If a very large InfinityDB is required and there is not enough temporary space, it can be built up iteratively with a sequence of 'incremental' merge sorts, each result sorting Item sequence simply being inserted into the growing InfinityDB. This can be efficient up to a point, but the performance of each iteration will be less and less because the time will be determined mostly by the InfinityDB size. It may be possible to avoid using an incremental merge sort until the end. Also, the more disk-efficient ItemSpaceMergeSorterItemOutput can be used when temporary space is getting scarce. If the input Items are not actually uniformly random, then performance may still be good. Sometimes only a small set of the blocks in the growing InfinityDB will be touched by the new data, and there will be few seeks. For example, a set of Items related to a single Entity will usually go in one block, or an entirely new Inversion will be created and it will create a new set of adjacent Items. (Inversion is just the optional InfinityDB 'Entity-Attribute-Value' class and concept corresponding to a relational index, but it is more flexible.)
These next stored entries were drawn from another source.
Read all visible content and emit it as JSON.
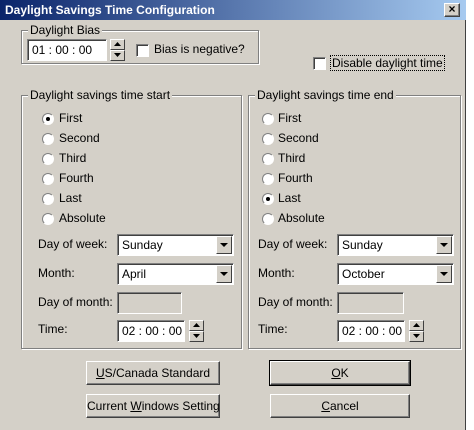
{
  "window": {
    "title": "Daylight Savings Time Configuration",
    "close_label": "×"
  },
  "bias": {
    "group_label": "Daylight Bias",
    "value": "01 : 00 : 00",
    "negative_label": "Bias is negative?",
    "negative_checked": false
  },
  "disable_daylight": {
    "label": "Disable daylight time",
    "checked": false
  },
  "start": {
    "group_label": "Daylight savings time start",
    "options": [
      "First",
      "Second",
      "Third",
      "Fourth",
      "Last",
      "Absolute"
    ],
    "selected": "First",
    "day_of_week_label": "Day of week:",
    "day_of_week": "Sunday",
    "month_label": "Month:",
    "month": "April",
    "day_of_month_label": "Day of month:",
    "day_of_month": "",
    "time_label": "Time:",
    "time": "02 : 00 : 00"
  },
  "end": {
    "group_label": "Daylight savings time end",
    "options": [
      "First",
      "Second",
      "Third",
      "Fourth",
      "Last",
      "Absolute"
    ],
    "selected": "Last",
    "day_of_week_label": "Day of week:",
    "day_of_week": "Sunday",
    "month_label": "Month:",
    "month": "October",
    "day_of_month_label": "Day of month:",
    "day_of_month": "",
    "time_label": "Time:",
    "time": "02 : 00 : 00"
  },
  "buttons": {
    "us_canada_pre": "",
    "us_canada_key": "U",
    "us_canada_post": "S/Canada Standard",
    "current_pre": "Current ",
    "current_key": "W",
    "current_post": "indows Setting",
    "ok_key": "O",
    "ok_post": "K",
    "cancel_key": "C",
    "cancel_post": "ancel"
  },
  "colors": {
    "dialog_face": "#d4d0c8",
    "title_start": "#0a246a",
    "title_end": "#a6caf0"
  }
}
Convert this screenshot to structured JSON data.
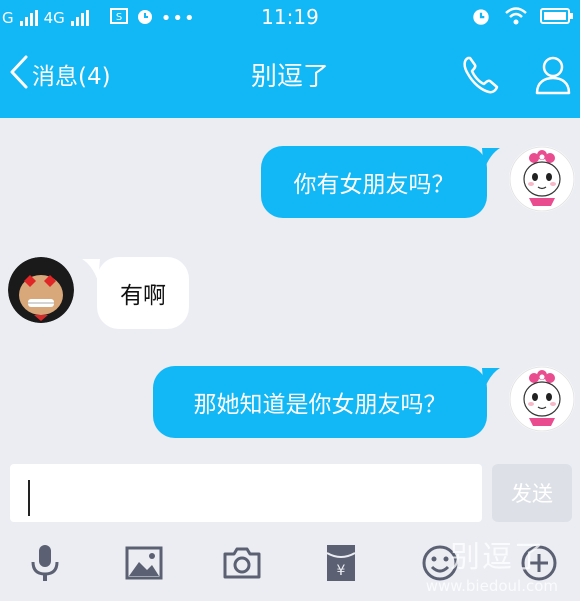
{
  "status_bar": {
    "carrier_1": "G",
    "carrier_2": "4G",
    "time": "11:19",
    "accent": "#12b7f5",
    "icons": [
      "signal-icon",
      "signal-icon",
      "sim-icon",
      "alarm-icon",
      "more-icon",
      "alarm-icon",
      "wifi-icon",
      "battery-icon"
    ]
  },
  "nav": {
    "back_label": "消息(4)",
    "title": "别逗了",
    "icons": [
      "chevron-left-icon",
      "phone-icon",
      "profile-icon"
    ]
  },
  "messages": [
    {
      "direction": "out",
      "text": "你有女朋友吗？",
      "avatar": "girl-avatar"
    },
    {
      "direction": "in",
      "text": "有啊",
      "avatar": "monkey-avatar"
    },
    {
      "direction": "out",
      "text": "那她知道是你女朋友吗？",
      "avatar": "girl-avatar"
    }
  ],
  "input": {
    "value": "",
    "send_label": "发送"
  },
  "toolbar": {
    "items": [
      "microphone-icon",
      "image-icon",
      "camera-icon",
      "red-packet-icon",
      "emoji-icon",
      "plus-icon"
    ]
  },
  "watermark": {
    "text": "别逗了",
    "url": "www.biedoul.com"
  },
  "colors": {
    "brand": "#12b7f5",
    "chat_background": "#ebedf2",
    "bubble_in": "#ffffff",
    "send_disabled": "#dde0e6"
  }
}
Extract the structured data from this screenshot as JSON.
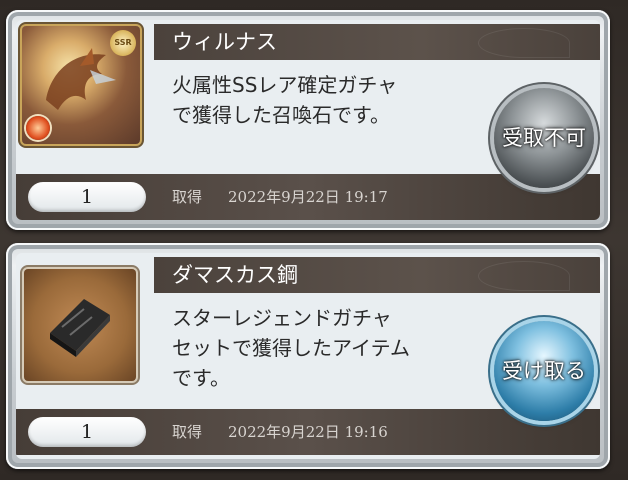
{
  "items": [
    {
      "name": "ウィルナス",
      "description_lines": [
        "火属性SSレア確定ガチャ",
        "で獲得した召喚石です。"
      ],
      "quantity": "1",
      "acquired_label": "取得",
      "acquired_date": "2022年9月22日 19:17",
      "button_label": "受取不可",
      "badge": "SSR",
      "thumbnail_icon": "dragon-icon",
      "element_icon": "fire-element-icon"
    },
    {
      "name": "ダマスカス鋼",
      "description_lines": [
        "スターレジェンドガチャ",
        "セットで獲得したアイテム",
        "です。"
      ],
      "quantity": "1",
      "acquired_label": "取得",
      "acquired_date": "2022年9月22日 19:16",
      "button_label": "受け取る",
      "thumbnail_icon": "steel-ingot-icon"
    }
  ],
  "colors": {
    "title_bar": "#4b423c",
    "button_disabled": "#8d9396",
    "button_receive": "#2d7da8",
    "card_body": "#e9eef1"
  }
}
The temporary file name paths look like this:

	temporaryDirectoryPath/temporaryFileNamePrefixInfinityDBSortMergeTemp_passNumber_batchNumber
Where temporaryDirectoryPath and temporaryFileNamePrefix are as given in the constructor. There is also a lock file:
	temporaryDirectoryPath/temporaryFileNamePrefixInfinityDBSortMergeTemp.lock
The lock file is locked before each use with java.nio.channels.FileLock, in the tryLock mode by default. After each complete sort, all temporary files are deleted. No files without 'InfinityDBSortMergeTemp' in their names are created or deleted.
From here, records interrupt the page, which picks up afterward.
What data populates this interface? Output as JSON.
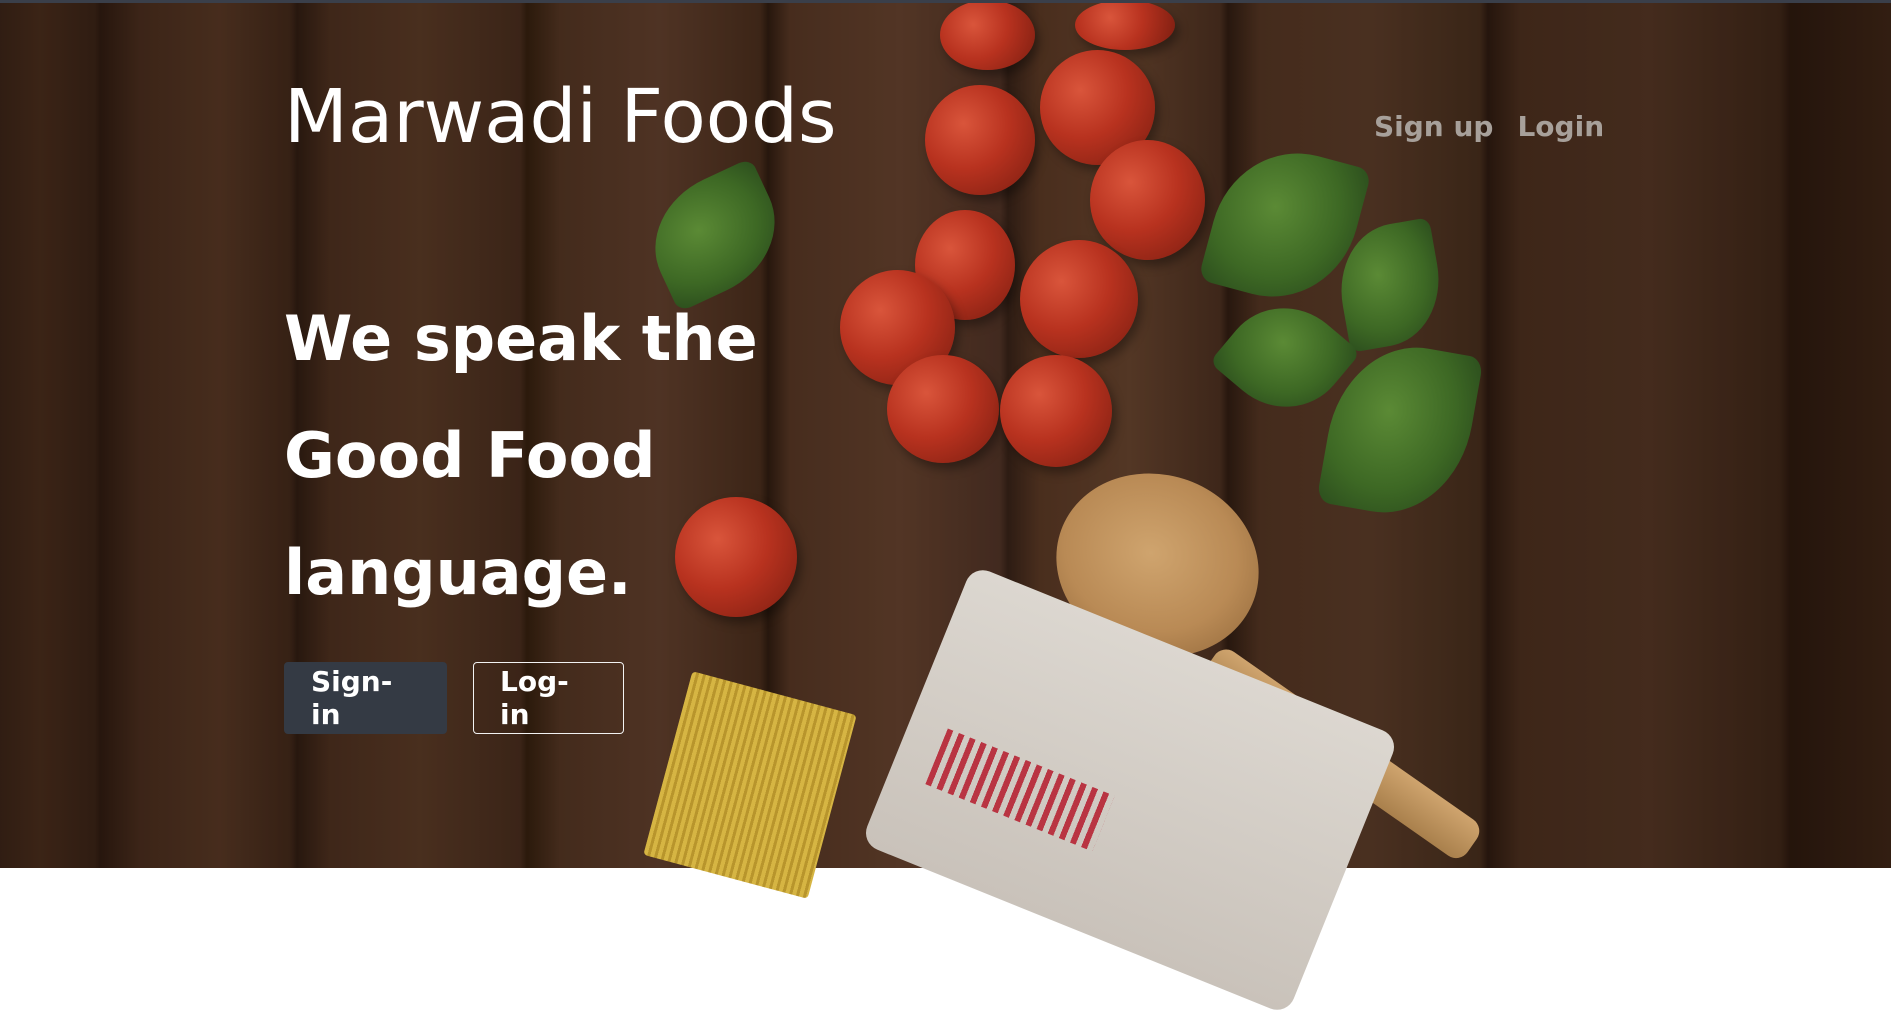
{
  "brand": {
    "name": "Marwadi Foods"
  },
  "nav": {
    "signup_label": "Sign up",
    "login_label": "Login"
  },
  "hero": {
    "headline_lines": [
      "We speak the",
      "Good Food",
      "language."
    ],
    "primary_button_label": "Sign-in",
    "secondary_button_label": "Log-in"
  },
  "colors": {
    "primary_button_bg": "#343a44",
    "nav_link": "#a7a09a",
    "text": "#ffffff"
  }
}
It is also possible to create a custom temporary file manager by extending DiskBasedMergeSorterTempFileManager and providing it to the merge sorter constructor.

The High-Density Merge Sorter

If disk space is limited or it is desired to avoid allocating and keeping track of temporary files and directories, it may be better to use the slower ItemSpaceBasedMergeSorterItemOutput. This sorter keeps all temporary data in an ItemSpace, which would normally be an InfinityDB. Because there is an optional temporarySpacePrefix in the constructor, it is possible keep the temporary data inside the InfinityDB that is the target of the sort. This will not only simplify management, but also will return the temporary space inside the InfinityDB for future expansion (currently InfinityDB files do not shrink dynamically). The temporarySpacePrefix is prepended to all Items in the temporary ItemSpace. The temporary Items currently have the structure:
temporarySpacePrefix passNumber batchNumber Item
The temporary ItemSpace can of course be on disk in a separate InfinityDB, so that all temporary space will be retured to the file system when the sort is done. The temporary space required for the largest pass will be approximately equal to the final target Infinity size, unless an iterative approach is used as describe above for the final steps.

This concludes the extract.